Secara umum kebijakan dibagi menjadi tiga kategori utama yaitu kebijakan yang digunakan oleh pasien, manajer keperawatan dan untuk lingkungan dimana pasien dirawat dan manajer keperawatan bekerja. Pembuatan kebijakan merupakan bagian dari fungsi perencanan manajemen puncak keperawatan. Semua kebijakan manajemen tingkat bawah, melengkapi dan menyokong manajemen tingkat atas. Kebijakan biasanya dikembangkan oleh komite pembuat kebijakan. Tingkat organisasi, komite akan mewakili departemen dan manajemen puncak. Kebijakan merupakan batasan untuk menentukan arah yang akan diikuti oleh tenaga keperawatan.

2.12.3 Motivasi

Nursalam (2015) dalam buku berjudul “Manajemen Keperawatan Aplikasi dalam Praktik Keperawatan” menyatakan bahwa motivasi adalah karakteristik psikologis manusia yang memberi kontribusi pada tingkat komitmen seseorang yang mempengaruhi seseorang untuk berperilaku. Robbins (2014) dalam buku yang berjudul

“Organizational Behavior” menyatakan bahwa motivasi adalah proses yang menjelaskan mengenai kekuatan, arah, dan ketekunan seseorang dalam upaya untuk mencapai suatu tujuan. Darmawan (2013) dalam buku berjudul “Prinsip-prinsip Perilaku Organisasi”

mendefinisikan bahwa motivasi adalah kejiwaan yang mendorong mengaktifkan atau menggerakkan untuk mengarahkan perilaku, sikap, dan tindakan seseorang untuk mencapai suatu tujuan.

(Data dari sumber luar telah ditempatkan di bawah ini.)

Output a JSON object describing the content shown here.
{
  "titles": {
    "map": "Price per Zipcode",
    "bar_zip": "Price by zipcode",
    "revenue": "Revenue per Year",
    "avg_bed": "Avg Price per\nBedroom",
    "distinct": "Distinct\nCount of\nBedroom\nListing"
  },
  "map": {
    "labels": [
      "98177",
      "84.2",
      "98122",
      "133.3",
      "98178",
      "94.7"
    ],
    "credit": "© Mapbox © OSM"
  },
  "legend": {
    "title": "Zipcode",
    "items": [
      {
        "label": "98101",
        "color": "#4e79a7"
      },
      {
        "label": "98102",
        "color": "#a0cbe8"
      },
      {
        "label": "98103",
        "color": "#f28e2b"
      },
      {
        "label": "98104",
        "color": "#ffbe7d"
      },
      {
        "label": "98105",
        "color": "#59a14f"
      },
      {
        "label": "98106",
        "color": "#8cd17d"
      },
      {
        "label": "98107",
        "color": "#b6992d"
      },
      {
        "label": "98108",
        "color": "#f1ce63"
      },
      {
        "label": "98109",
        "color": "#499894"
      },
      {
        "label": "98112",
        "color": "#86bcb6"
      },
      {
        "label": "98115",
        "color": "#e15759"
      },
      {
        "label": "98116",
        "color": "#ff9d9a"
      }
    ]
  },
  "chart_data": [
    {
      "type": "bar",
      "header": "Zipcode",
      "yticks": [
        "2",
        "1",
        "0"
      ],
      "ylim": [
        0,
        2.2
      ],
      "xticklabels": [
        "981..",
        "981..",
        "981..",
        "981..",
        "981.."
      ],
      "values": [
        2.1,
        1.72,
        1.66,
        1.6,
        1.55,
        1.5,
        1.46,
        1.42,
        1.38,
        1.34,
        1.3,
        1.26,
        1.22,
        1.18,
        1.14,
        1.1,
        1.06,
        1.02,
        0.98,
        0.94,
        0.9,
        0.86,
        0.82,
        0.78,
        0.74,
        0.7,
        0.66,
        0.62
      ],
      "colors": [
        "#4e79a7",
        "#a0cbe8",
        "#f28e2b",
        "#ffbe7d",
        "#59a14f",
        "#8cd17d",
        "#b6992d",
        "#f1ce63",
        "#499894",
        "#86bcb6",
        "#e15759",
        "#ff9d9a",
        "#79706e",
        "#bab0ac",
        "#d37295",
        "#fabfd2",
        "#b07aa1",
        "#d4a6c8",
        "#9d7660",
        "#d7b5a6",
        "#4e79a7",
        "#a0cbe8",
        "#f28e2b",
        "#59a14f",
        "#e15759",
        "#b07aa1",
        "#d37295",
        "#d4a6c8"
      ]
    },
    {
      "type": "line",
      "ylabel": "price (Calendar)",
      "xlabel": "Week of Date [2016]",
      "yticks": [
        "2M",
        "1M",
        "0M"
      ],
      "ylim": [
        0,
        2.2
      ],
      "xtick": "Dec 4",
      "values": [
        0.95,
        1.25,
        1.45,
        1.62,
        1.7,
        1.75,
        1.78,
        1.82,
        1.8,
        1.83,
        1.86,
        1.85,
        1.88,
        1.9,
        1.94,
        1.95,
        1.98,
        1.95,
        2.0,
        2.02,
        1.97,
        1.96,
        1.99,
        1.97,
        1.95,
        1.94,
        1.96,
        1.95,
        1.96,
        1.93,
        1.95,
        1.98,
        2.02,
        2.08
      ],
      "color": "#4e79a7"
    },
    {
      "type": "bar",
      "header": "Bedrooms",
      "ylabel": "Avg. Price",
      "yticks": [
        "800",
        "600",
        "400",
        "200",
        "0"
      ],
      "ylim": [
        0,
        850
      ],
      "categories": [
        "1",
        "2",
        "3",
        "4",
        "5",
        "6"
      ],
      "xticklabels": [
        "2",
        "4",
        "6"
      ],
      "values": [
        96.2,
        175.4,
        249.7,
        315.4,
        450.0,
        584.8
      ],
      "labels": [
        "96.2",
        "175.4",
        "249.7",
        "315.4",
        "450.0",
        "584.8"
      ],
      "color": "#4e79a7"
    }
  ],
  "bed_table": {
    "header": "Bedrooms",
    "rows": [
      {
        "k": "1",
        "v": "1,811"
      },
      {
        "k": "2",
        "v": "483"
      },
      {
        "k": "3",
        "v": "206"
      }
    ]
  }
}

Swansburg (2000) dalam buku “Pengantar Kepemimpinan dan Manajemen Keperawatan” mendefinisikan bahwa motivasi adalah konsep yang menggambarkan baik kondisi ekstrensik yang merangsang perilaku tertentu, dan respon intrinsik yang menampakkan perilaku seseorang. Toode, et al. (2015) pada penelitian kuantitatif untuk mengkaji motivasi perawat di Estonia di rumah sakit dan mengkaji faktor apa yang mempengaruhi motivasi perawat bekerja di rumah sakit tersebut, didapatkan bahwa faktor yang paling berpengaruh adalah faktor intrinsik motivasi (p 0,004) daripada faktor ekstrensik (p 0,016).

McClelland dalam buku Darmawan (2013) yang berjudul “Prinsip-prinsip Perilaku Organisasi” menyatakan bahwa motivasi kerja adalah segala sesuatu yang mendorong seseorang untuk melaksanakan tugasnya untuk mencapai tujuan yang diinginkan.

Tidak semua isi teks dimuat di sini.